The Bern-Barcelona EEG database

Ralph G. Andrzejak, Kaspar Schindler, Christian Rummel
published 16. October 2012, page revised 11. June 2013
Overview: This page provides information about the source code, data, and results provided along with the manuscript [1]. If you use any of these resources, please make sure that you cite reference [1]. This will allow other researchers to locate the resources and the corresponding information. Links to the source code, data, and results can be found at the bottom of this page. Please read this page before using any of the resources. We suggest to refer to the resources as Bern-Barcelona EEG database
Source code: All Matlab source codes are included in the file (link at the bottom of this page) Before you start using the code you should read reference [1] and references therein to understand what the code is doing. To get started with the code you should open ASR_Main.m and read the comments in this code. Afterwards have a look at the files called from ASR_Main.m. Key references are given at the beginning of each source code. These coincide with those already included in reference [1]. The date in the name of the source code file (2013_06_11) indicates when we published this version. We have extracted this code from the one we used to carry out our study. We have tested the code, and to the best of our knowledge it has no bugs. Accordingly, we do not expect that we have to make any corrections to the source code. Nonetheless, we recommend that you check back to this page for possible revisions. In response to questions, we might add further comments to the source code. If you want to be informed about possible future releases, send an email to Ralph Andrzejak. You will then be included in a mailing list.
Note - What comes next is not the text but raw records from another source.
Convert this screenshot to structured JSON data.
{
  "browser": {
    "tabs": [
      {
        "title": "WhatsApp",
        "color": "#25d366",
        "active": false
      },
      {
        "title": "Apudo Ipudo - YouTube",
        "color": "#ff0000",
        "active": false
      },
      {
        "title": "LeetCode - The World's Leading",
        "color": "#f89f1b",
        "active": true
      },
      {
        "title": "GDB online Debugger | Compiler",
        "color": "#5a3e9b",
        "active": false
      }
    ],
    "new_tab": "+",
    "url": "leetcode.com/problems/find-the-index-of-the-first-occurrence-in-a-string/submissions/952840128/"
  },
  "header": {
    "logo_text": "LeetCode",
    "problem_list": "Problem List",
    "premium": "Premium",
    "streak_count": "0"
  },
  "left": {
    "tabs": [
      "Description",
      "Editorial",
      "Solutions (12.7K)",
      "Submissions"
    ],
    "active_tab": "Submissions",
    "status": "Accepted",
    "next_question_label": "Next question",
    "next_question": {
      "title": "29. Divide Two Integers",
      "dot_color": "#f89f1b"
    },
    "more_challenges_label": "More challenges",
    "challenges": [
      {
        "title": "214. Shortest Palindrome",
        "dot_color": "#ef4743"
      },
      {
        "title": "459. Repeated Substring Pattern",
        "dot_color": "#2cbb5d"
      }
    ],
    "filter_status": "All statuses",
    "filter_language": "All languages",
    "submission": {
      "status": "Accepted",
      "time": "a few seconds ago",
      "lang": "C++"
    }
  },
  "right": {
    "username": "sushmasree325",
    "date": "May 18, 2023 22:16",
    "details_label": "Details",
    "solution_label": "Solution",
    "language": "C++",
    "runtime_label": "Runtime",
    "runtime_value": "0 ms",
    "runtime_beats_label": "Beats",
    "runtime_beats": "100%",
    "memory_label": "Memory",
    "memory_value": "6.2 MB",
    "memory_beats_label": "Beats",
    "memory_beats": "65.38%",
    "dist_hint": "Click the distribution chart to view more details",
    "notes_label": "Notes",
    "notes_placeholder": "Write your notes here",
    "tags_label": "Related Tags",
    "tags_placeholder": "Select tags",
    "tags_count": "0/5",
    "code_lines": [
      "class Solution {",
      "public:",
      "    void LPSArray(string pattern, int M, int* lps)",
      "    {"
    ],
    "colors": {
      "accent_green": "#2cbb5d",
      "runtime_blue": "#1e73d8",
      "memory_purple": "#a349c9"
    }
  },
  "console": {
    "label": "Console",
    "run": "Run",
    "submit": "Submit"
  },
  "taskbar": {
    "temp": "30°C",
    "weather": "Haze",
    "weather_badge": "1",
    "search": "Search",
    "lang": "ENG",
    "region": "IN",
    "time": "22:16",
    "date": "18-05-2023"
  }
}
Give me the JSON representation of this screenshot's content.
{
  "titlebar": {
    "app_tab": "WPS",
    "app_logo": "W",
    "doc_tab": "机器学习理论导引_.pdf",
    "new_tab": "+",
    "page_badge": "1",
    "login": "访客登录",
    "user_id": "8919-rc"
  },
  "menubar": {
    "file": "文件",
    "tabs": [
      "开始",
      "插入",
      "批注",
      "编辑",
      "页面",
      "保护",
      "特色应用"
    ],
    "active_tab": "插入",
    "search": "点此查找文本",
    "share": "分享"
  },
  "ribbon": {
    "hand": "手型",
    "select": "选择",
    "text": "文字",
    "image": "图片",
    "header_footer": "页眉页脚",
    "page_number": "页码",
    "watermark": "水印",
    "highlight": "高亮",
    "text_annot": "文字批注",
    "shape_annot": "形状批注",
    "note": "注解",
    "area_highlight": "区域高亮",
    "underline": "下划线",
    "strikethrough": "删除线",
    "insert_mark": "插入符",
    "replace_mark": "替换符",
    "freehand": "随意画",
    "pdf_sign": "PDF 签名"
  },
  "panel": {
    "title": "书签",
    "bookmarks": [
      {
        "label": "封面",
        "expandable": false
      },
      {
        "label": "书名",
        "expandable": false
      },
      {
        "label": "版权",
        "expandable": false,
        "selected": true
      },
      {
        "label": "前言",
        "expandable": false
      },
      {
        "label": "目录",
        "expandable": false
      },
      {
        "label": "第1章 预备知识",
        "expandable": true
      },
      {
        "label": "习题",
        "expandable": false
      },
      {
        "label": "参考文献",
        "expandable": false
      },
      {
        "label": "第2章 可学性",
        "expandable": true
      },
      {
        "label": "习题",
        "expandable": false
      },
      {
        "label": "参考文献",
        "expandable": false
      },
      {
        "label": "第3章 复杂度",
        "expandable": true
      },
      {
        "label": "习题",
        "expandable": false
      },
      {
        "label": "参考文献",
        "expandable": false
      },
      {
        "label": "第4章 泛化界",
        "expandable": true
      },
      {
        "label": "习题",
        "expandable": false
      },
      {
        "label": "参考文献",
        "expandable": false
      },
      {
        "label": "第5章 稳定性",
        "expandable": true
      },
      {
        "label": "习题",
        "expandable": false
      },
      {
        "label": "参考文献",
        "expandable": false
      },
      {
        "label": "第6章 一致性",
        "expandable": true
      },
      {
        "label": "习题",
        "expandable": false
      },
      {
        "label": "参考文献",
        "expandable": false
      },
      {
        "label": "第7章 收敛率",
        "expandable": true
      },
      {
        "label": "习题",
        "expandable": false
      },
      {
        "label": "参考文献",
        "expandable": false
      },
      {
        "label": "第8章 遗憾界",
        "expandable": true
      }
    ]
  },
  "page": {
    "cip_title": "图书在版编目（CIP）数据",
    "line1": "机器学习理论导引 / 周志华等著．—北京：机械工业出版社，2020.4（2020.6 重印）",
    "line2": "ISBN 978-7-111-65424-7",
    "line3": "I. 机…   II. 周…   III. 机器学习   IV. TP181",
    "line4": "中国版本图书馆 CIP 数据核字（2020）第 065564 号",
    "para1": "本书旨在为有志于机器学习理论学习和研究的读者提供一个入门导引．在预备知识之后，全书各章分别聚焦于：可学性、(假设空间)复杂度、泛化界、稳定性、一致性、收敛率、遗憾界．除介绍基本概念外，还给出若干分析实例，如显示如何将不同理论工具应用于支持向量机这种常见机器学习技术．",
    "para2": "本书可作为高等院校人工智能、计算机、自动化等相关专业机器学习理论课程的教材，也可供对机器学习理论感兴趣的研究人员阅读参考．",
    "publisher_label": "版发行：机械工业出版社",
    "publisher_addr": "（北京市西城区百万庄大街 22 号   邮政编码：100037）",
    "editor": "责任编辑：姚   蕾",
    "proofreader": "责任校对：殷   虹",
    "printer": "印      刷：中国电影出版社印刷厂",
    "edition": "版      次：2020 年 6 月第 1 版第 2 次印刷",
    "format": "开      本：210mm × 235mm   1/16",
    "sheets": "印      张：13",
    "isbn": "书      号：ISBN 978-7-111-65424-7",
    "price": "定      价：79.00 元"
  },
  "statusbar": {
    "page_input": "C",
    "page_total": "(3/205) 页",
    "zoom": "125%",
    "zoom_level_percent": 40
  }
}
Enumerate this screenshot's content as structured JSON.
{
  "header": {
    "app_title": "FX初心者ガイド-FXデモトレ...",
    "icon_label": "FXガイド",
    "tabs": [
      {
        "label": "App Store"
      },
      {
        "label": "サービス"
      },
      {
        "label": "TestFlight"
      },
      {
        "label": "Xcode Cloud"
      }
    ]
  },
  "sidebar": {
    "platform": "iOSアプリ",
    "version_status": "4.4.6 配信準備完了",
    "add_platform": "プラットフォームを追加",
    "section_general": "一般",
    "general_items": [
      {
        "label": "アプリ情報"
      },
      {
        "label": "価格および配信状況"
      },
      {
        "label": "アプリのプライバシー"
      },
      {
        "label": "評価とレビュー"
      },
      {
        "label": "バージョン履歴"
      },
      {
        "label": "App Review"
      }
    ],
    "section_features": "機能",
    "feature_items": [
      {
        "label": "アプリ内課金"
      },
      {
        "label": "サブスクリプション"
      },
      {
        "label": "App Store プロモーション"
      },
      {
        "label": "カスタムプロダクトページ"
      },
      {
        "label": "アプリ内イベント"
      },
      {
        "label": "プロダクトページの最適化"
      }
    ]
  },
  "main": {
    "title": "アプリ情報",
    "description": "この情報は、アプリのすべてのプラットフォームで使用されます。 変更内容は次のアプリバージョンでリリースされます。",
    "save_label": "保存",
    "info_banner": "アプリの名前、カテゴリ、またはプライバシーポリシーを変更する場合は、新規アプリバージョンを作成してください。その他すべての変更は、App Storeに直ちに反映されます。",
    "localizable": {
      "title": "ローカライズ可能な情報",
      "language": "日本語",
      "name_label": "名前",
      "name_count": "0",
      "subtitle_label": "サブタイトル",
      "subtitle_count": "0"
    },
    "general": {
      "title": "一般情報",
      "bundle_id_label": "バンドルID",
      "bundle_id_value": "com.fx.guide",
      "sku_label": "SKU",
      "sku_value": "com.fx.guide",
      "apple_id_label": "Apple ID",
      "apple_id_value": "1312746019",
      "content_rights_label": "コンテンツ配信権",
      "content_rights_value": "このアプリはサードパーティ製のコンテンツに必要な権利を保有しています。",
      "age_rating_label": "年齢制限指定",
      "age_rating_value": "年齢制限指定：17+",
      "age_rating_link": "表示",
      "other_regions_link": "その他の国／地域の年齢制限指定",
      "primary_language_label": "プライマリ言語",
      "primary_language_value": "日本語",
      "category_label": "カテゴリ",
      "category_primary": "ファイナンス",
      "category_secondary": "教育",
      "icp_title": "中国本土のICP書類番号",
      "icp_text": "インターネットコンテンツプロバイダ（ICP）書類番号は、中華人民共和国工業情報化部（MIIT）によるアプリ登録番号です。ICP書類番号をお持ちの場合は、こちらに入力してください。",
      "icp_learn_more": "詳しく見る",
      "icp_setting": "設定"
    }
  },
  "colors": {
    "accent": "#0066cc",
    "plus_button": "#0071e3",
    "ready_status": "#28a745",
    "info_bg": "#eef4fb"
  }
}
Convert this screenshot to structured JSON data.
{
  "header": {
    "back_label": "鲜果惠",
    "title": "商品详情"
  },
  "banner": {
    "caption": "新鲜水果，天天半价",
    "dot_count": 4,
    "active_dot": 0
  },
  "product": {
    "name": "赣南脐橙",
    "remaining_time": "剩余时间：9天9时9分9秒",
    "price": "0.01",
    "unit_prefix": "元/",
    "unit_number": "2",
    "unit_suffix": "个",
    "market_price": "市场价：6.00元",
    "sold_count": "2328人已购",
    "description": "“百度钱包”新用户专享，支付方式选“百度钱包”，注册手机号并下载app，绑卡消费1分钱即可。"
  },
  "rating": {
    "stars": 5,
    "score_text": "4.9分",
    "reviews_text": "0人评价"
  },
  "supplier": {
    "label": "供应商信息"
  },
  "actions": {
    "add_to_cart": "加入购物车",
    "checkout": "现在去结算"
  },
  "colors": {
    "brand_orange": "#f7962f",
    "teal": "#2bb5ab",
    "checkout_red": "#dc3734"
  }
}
Previous versions of the source code
In the version two source codes were missing (ASR_C.m and ASR_AF.m). These were now included in the version
Notation: In the following we use the letters ‘F’ and ‘N’ to refer to focal and non-focal signals, respectively. These letters appear in the filenames and some headers of text files as specified below.
Data: Please refer to reference [1] for a detailed description of the acquisition, pre-processing and selection of the data. The entire data set is provided in several compressed zip-files (links at the bottom of this page):
Files with F and N contain focal and non-focal signal pairs, respectively. Each Zip-file contains 750 individual text files. The number in the file name corresponds to the index of the signal pair contained in this file. Each text file contains one individual signal pair. The x-signal is contained in the first column, the y-signal is contained in the second column. The two columns are separated by commas. All files have 10240 rows. Subsequent rows correspond to subsequent samples. The files contain no headers.
We also provide a small subset of the recordings containing the first 50 signals only ( and This will allow you to have a quick look at the data before deciding whether you want to download the entire dataset.
ResultsResults are given in comma-separated text format. The files Results_F_All.txt and Results_N_All.txt contain the results for all focal and non-focal signal pairs, respectively. The structure of both files is identical. The first row of the files contain the header:
Results_F_All.txt has the header: ‘Index, SF, UxF, UyF, BF’.
Results_N_All.txt has the header: ‘Index, SN, UxN, UyN, BN’.
All subsequent 3750 contain the index of the signal pair and the results of the four hypotheses tests, separated by commas. The results of the hypotheses tests are 0 (test accepted) or 1 (test rejected). The index used in the result files corresponds to the one used in the name of the data files.
The first column (header ‘index’) contains the index of the signal pair, running from 1 to 3750. The second column (header ‘SF’ or ‘SN’ ) contains the results of the stationarity test for the pair of signals. The third column (header ‘UxF’ or ‘UxN’) contains the results of the randomness test for the signal x. The fourth column (header ‘UyF’ or ‘UyN’) contains the results of the randomness test for the signal y. The fifth column (header ‘BF’ or ‘BN’) contains the results of the nonlinear-independence test for the pair of signals x and y.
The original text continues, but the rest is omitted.